The Open Marketplace for Liquidity

The veTHE gauge voting system establishes a dynamic & self-optimizing marketplace for liquidity. Incentives are directed toward the most productive pools — those generating the highest trading volumes and fees — ensuring that liquidity flows where it is most efficiently utilized. This mechanism makes THENA a resilient, adaptive and capital-efficient DEX.

  • Bootstrapping Liquidity: Protocols can solve the initial cold-start of liquidity by depositing voting incentives.

  • Liquidity Management: Protocols can adjust their liquidity levels by modifying their weekly incentives deposit, enabling them to grow and maintain their pools in line with their strategic objectives

  • Self-Optimizing Liquidity Allocation: THENA’s ve(3,3) tokenomics structure automatically directs emissions toward pools generating the highest trading volumes and fees.
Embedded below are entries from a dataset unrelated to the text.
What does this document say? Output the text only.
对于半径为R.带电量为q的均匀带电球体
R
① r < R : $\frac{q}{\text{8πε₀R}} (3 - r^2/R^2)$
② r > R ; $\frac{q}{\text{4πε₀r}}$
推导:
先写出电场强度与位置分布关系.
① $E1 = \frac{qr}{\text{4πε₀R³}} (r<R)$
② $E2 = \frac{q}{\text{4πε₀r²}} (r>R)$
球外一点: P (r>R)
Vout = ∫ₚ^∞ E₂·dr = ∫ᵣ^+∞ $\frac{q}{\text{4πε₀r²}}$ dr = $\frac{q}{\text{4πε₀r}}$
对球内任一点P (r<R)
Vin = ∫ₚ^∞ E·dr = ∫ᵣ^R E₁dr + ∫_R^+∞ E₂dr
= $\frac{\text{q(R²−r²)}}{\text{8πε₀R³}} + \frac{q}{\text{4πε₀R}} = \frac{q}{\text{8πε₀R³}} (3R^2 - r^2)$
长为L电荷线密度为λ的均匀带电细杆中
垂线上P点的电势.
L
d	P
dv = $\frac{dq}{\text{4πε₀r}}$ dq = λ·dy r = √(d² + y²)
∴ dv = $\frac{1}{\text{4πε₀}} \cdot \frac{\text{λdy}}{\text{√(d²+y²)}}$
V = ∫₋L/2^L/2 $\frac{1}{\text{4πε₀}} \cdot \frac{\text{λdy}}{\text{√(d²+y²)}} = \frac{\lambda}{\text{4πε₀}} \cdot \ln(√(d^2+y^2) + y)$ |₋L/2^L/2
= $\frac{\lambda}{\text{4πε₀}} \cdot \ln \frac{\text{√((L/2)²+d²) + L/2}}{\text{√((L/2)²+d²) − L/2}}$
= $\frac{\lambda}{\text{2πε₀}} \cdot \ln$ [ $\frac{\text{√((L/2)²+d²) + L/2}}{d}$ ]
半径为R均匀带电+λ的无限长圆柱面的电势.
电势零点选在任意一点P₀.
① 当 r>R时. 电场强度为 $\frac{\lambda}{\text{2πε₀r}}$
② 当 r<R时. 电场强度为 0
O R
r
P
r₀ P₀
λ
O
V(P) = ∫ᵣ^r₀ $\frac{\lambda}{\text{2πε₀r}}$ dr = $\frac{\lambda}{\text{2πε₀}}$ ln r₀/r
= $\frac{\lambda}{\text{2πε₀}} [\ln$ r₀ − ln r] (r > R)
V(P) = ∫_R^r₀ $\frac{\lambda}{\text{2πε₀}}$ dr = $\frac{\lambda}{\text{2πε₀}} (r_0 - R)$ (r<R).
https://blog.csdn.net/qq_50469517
Voting Incentives Specifications

  • Voting incentive claim: veTHE holders receive rewards after the following Epoch in the form of a claimable lump sum

  • Epoch duration: 1 week (Thursday to Thursday)

  • Tokens: Any whitelisted tokens can be deposited as voting incentive

  • Voting incentive deposits: Any time during the epoch

To attract votes from veTHE holders, voting incentive must be deposited at least a few hours before the Epoch changes at 00:00 UTC Wednesday-Thursday night.

Earning voting incentives (and trading fees) requires weekly voting.